Domino's Pizza began using the R2 to deliver pies in some neighborhoods of Houston earlier this year. Nuro also has vehicles on the road in Arizona and California but won't say when they might arrive in North Carolina.
"While we do not have any specifics to share at this time about when Nuro vehicles will be on North Carolina roads, we are excited about the positive momentum the state is seeing towards bringing the benefits of zero-occupant autonomous delivery to North Carolinians," Mike Blank, the company's head of regional policy, wrote in an email.
OTHER STATES PASS SIMILAR BILLS
Blank said several states, including Florida and Nevada, passed bills similar to North Carolina's this year. Allowing the vehicles on the road is a necessary first step to introducing the technology, he said.
"We believe autonomous vehicles can help dramatically improve safety, create new jobs and bring goods to people's homes affordably and conveniently," he wrote. "Our long-term goal is to bring autonomous delivery services to as many people as possible and help them realize the benefits of robotics in their everyday lives."
North Carolina legislators passed the first autonomous vehicle bill in 2017 that set some basic ground rules for licensing and operating autonomous vehicles that carry people.
The new law applies only to vehicles designed to carry cargo and places few restrictions on their use. Aside from the speed limit, it requires the vehicles to travel as close to the right-hand edge of the road as possible, except when making left turns, and to pull off two-lane highways when five or more cars or trucks have bunched up behind them waiting to pass.
The bill faced little opposition — none in the Senate and only three lawmakers voting against it in the House. Another sponsor, Rep. Robert Reives, a Democrat from Chatham County, said he was convinced the vehicles could operate safely, and apparently other legislators were, too.
"I'd rather have safety than efficiency," Reives said.
Reives said with a handful of startups in the autonomous vehicle business he doesn't expect they will be common anytime soon.
"I would be surprised to see one any sooner than a year from now," he said.

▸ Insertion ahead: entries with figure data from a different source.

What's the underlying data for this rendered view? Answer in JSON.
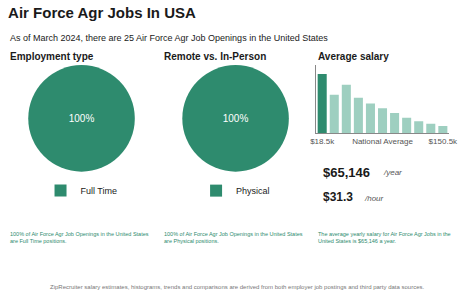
{
  "title": "Air Force Agr Jobs In USA",
  "subtitle": "As of March 2024, there are 25 Air Force Agr Job Openings in the United States",
  "annotations": [
    "ZipRecruiter salary estimates, histograms, trends and comparisons are derived from both employer job postings and third party data sources."
  ],
  "chart_data": [
    {
      "type": "pie",
      "title": "Employment type",
      "categories": [
        "Full Time"
      ],
      "values": [
        100
      ],
      "value_labels": [
        "100%"
      ],
      "colors": [
        "#2e8b6e"
      ],
      "data_labels": true,
      "legend": "bottom",
      "annotations": [
        "100% of Air Force Agr Job Openings in the United States\nare Full Time positions."
      ]
    },
    {
      "type": "pie",
      "title": "Remote vs. In-Person",
      "categories": [
        "Physical"
      ],
      "values": [
        100
      ],
      "value_labels": [
        "100%"
      ],
      "colors": [
        "#2e8b6e"
      ],
      "data_labels": true,
      "legend": "bottom",
      "annotations": [
        "100% of Air Force Agr Job Openings in the United States\nare Physical positions."
      ]
    },
    {
      "type": "bar",
      "title": "Average salary",
      "categories": [
        "$18.5k",
        null,
        null,
        null,
        null,
        "National Average",
        null,
        null,
        null,
        null,
        "$150.5k"
      ],
      "values": [
        1.0,
        0.65,
        0.82,
        0.6,
        0.5,
        0.42,
        0.34,
        0.26,
        0.2,
        0.16,
        0.12
      ],
      "colors": [
        "#2e8b6e",
        "#9ecfc0",
        "#9ecfc0",
        "#9ecfc0",
        "#9ecfc0",
        "#9ecfc0",
        "#9ecfc0",
        "#9ecfc0",
        "#9ecfc0",
        "#9ecfc0",
        "#9ecfc0"
      ],
      "ylim": [
        0,
        1.15
      ],
      "grid": false,
      "tick_labels": "x",
      "annotations": [
        "$65,146",
        "/year",
        "$31.3",
        "/hour",
        "The average yearly salary for Air Force Agr Jobs in the\nUnited States is $65,146 a year."
      ]
    }
  ]
}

PREPARING FOR THE FUTURE OF TRANSPORTATION
North Carolina has taken other steps to prepare for new transportation technologies. The N.C. Department of Transportation was chosen for a federal program to demonstrate practical uses for drones that has resulted in UPS delivery of lab samples on WakeMed's main campus in Raleigh and drone-maker Flytrex's food deliveries in Fayetteville, Raeford and most recently Holly Springs.

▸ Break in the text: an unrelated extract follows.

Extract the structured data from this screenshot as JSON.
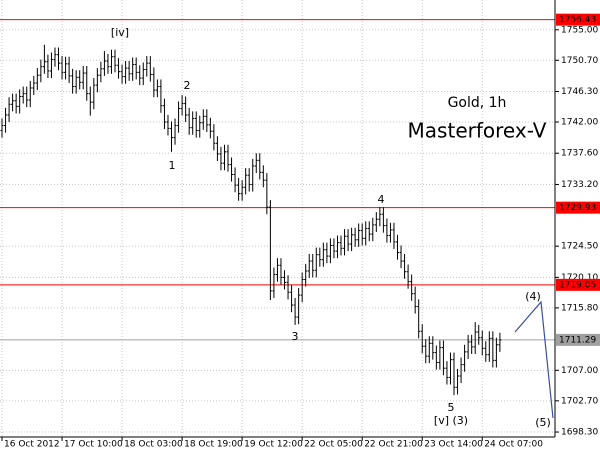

The federal government also named the Triangle Expressway in western Wake County as one of the country's 10 "proving grounds" for autonomous vehicle technology. Volvo and FedEx used the highway, also know as N.C. 540, to test an advanced form of cruise control that allows two or more trucks to communicate with each other and drive closer together in small convoys or "platoons."

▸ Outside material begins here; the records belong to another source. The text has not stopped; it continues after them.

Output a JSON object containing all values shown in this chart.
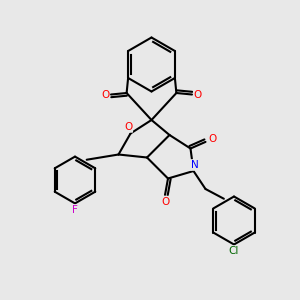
{
  "background_color": "#e8e8e8",
  "bond_color": "#000000",
  "line_width": 1.5,
  "atom_colors": {
    "O": "#ff0000",
    "N": "#0000ff",
    "F": "#cc00cc",
    "Cl": "#006600",
    "C": "#000000"
  }
}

NCDOT officials and legislators have said they want to be ready to safely accommodate new technologies and attract companies that are developing them.
House Bill 814, the neighborhood occupantless vehicles act, is another step in that direction, Saine said.
"These types of technologies are going to go where they're treated best," he said. "And so I want to make sure that we at least have the opportunity to compete and so that our state will be looked at for this type of thing."